Quote:The fact that theists of various religions interpret their experience in differing ways does NOT mean that none of them are real. (Science doesn't always produce unanimous agreement on the data either.)
Science doesn't dogmatically require adherence to a single viewpoint. Your religion does. Your scripture insists that there is only one god and it's yours. The fact that, while a majority of humanity believes in gods, only a minority believe in yours is quite telling. It's a fact that Christians have to engage in the craziest sort of mental gymnastics to justify why most people get revelations from someone other than the Christian god.
Quote:When the atheist says...I never heard God or sensed a divine experience, I'm not skeptical of THEIR claim. I believe them!

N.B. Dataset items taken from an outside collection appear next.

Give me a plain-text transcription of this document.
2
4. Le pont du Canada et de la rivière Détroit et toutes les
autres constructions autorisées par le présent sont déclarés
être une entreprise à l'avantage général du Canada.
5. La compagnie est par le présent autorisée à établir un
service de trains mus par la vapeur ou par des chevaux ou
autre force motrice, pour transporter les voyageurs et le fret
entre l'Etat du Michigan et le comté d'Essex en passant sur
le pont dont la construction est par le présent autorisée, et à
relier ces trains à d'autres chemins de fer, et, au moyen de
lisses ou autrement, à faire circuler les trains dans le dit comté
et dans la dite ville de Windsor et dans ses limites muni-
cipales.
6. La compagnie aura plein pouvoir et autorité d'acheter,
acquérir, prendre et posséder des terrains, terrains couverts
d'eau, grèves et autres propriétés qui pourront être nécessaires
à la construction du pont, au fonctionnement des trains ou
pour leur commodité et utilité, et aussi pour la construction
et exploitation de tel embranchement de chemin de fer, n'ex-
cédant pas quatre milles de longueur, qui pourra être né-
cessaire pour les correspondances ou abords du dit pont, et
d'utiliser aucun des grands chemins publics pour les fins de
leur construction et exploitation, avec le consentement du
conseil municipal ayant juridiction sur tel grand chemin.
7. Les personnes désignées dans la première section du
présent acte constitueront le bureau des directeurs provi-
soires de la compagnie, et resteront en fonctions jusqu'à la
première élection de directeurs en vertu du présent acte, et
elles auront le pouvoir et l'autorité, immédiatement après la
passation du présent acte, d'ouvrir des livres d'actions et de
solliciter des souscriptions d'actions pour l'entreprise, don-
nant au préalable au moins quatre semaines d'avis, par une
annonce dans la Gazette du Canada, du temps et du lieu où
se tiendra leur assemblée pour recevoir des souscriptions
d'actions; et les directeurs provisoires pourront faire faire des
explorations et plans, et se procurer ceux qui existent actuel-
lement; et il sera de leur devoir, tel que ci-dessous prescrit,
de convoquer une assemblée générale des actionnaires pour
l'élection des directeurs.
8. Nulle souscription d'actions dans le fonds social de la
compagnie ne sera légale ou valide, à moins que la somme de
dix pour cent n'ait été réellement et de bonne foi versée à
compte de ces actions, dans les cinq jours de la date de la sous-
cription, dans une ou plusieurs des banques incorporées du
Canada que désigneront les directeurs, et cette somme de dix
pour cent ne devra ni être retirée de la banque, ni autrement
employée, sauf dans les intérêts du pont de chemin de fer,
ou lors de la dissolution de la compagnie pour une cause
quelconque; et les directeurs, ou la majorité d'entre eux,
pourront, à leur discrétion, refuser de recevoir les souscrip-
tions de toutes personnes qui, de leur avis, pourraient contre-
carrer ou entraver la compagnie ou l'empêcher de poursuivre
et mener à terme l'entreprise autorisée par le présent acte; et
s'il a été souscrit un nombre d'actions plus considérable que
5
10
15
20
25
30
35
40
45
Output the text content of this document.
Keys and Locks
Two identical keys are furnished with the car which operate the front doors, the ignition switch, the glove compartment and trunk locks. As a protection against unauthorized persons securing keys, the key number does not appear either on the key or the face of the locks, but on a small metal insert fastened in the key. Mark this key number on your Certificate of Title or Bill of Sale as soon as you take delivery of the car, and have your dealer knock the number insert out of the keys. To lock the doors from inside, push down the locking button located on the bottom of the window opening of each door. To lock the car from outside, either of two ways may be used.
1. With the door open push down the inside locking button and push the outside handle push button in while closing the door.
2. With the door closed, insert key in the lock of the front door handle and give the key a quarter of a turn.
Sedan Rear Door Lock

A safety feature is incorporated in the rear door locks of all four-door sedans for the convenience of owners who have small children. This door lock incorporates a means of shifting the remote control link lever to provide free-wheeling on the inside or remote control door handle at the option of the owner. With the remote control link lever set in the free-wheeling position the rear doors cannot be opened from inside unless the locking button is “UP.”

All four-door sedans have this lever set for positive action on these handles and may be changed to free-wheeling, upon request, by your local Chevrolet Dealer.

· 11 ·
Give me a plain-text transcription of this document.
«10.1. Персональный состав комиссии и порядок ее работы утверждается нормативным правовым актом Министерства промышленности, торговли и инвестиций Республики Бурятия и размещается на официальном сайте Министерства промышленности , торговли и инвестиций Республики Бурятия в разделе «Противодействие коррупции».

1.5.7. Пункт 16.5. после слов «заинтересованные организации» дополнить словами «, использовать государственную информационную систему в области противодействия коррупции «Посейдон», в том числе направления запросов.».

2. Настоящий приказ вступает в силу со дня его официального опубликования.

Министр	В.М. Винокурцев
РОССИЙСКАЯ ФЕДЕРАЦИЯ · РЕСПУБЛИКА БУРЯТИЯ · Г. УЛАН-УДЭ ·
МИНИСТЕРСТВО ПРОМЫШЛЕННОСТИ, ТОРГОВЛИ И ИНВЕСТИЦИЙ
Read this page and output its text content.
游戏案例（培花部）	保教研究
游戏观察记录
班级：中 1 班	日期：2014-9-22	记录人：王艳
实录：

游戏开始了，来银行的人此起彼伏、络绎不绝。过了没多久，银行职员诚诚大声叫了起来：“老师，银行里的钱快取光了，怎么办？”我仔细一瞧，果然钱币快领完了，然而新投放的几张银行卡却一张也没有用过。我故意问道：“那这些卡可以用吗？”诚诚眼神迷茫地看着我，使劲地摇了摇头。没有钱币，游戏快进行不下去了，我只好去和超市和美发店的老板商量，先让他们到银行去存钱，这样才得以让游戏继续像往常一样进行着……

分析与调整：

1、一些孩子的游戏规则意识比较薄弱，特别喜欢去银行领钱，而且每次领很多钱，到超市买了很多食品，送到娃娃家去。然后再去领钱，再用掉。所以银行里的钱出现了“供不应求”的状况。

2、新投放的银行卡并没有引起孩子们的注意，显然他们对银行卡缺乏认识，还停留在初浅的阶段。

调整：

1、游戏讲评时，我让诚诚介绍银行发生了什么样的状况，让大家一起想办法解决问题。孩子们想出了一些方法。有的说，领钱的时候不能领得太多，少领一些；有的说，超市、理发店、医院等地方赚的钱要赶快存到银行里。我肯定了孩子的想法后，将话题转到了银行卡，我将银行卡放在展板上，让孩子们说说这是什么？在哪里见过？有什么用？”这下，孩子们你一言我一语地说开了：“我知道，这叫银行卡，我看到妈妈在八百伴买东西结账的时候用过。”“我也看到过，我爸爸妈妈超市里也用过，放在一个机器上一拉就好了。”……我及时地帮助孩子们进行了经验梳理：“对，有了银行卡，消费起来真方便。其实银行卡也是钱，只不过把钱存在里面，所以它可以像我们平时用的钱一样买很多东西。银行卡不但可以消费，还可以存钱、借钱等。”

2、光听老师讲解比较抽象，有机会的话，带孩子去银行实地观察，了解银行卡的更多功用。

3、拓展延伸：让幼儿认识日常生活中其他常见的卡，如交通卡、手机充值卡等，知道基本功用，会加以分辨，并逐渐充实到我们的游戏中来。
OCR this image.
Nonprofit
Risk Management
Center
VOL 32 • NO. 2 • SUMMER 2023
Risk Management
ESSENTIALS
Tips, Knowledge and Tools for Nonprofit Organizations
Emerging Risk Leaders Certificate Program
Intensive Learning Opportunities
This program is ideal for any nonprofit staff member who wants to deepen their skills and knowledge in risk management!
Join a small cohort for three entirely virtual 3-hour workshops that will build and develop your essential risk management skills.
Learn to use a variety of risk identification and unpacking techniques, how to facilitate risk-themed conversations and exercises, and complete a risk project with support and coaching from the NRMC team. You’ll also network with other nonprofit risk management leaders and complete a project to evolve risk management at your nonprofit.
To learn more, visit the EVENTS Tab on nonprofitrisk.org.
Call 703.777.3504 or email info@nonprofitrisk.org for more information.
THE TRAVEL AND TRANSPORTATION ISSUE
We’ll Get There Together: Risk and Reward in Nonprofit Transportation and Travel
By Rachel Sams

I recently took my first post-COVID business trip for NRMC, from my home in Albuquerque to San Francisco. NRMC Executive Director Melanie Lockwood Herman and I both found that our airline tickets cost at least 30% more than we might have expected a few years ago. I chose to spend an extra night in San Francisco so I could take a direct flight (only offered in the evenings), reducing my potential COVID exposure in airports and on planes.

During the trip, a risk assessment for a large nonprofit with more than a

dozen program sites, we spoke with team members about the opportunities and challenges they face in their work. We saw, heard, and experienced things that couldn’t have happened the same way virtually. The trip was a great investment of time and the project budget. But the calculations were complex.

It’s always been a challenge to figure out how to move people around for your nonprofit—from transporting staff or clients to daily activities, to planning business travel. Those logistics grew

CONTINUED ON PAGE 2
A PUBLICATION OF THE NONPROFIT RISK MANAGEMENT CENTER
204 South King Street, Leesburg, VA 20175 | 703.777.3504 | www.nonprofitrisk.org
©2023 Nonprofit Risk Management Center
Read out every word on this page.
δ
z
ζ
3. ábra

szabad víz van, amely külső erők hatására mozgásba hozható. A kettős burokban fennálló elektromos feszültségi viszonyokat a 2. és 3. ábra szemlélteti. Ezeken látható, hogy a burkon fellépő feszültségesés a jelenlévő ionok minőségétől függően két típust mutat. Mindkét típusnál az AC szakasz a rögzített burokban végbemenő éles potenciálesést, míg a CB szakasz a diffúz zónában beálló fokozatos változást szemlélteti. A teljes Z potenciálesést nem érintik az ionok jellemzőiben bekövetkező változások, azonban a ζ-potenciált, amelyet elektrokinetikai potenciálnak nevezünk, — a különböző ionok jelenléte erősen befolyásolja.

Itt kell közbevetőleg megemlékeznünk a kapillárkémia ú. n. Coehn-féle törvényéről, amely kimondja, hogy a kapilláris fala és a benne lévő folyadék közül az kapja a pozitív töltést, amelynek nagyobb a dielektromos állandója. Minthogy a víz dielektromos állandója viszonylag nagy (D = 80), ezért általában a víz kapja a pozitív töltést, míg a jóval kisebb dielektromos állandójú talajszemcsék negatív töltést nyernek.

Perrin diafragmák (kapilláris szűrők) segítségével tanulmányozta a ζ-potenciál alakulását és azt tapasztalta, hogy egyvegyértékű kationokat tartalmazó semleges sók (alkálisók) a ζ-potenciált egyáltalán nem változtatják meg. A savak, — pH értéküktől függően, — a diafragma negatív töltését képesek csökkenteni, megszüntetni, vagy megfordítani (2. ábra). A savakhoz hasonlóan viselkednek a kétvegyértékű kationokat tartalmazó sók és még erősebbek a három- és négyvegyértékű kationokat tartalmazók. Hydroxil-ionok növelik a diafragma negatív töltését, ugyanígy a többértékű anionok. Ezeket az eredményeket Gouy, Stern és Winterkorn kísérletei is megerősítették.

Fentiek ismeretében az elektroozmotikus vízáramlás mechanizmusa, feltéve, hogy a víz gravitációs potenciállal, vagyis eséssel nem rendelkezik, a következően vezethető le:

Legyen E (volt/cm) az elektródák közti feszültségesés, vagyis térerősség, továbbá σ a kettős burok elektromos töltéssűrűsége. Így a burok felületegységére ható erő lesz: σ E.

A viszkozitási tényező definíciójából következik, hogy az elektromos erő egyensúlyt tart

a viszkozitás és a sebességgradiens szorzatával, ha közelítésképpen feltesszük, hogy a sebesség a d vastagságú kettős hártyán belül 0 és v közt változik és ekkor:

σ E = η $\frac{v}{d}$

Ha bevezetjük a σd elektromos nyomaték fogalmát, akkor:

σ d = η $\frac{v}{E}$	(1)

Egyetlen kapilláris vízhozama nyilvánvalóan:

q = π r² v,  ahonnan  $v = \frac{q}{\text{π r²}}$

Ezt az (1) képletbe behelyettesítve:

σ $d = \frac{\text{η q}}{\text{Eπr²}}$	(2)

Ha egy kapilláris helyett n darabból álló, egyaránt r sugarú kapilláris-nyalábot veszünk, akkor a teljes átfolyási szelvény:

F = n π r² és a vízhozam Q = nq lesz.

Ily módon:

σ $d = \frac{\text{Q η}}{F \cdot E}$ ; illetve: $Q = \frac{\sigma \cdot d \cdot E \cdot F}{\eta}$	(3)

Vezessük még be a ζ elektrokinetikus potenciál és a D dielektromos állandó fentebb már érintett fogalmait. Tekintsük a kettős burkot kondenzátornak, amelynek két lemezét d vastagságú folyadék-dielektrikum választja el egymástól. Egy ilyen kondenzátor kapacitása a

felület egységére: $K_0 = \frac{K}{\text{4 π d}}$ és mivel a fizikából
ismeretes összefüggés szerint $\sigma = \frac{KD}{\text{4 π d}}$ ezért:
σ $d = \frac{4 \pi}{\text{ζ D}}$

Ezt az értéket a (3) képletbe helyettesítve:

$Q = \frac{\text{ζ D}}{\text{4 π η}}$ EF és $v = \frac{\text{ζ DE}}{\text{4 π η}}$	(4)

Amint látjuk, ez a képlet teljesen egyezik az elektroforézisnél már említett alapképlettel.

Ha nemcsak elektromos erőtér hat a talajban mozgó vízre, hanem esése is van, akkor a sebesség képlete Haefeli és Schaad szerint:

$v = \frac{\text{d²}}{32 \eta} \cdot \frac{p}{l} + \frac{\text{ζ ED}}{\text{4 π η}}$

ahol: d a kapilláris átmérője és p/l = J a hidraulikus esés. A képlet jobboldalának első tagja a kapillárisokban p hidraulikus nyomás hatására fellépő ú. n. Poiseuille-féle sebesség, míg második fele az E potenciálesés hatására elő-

And we're to blame for it, no doubt.
Quote:Great intellectual approach you have going there. That typifies the emotional basis for so much of what passes for counter-apologetics. Atheists get angry at the argument from intelligent design. Why? It's a purely intellectual question of cosmology.
We're not angry about it, except when it is passed off as legitimate science. You're free to believe in stupid bullshit if you want to.
Quote:Science is based on the experience of scientists reporting stuff to others who weren't there. We either have to believe their reported testimony or put it to the test by repetition. I can't fly to the moon, so I have simply take on faith what is said by others who claim to have been there.
Not all faith is equal. You don't need blind faith to accept the moon landing. There's tons of evidence out there, and unlike with your religion, it doesn't matter whether you believe it happened or not before you examine the evidence.
Because, unlike Christian claims, there actually is evidence to examine.
Quote:You say....oh but Lion IRC, divine experience isn't repeatable like science.
But it is. William Lane Craig is not the only person to have had first-hand direct experience of what Christians call God.
Craig has never demonstrated that he had first-hand experience with a god, and neither has anybody else. If you have more than one person making a claim they can't demonstrate to be true, it's not a repeatable experiment; it's a shared delusion.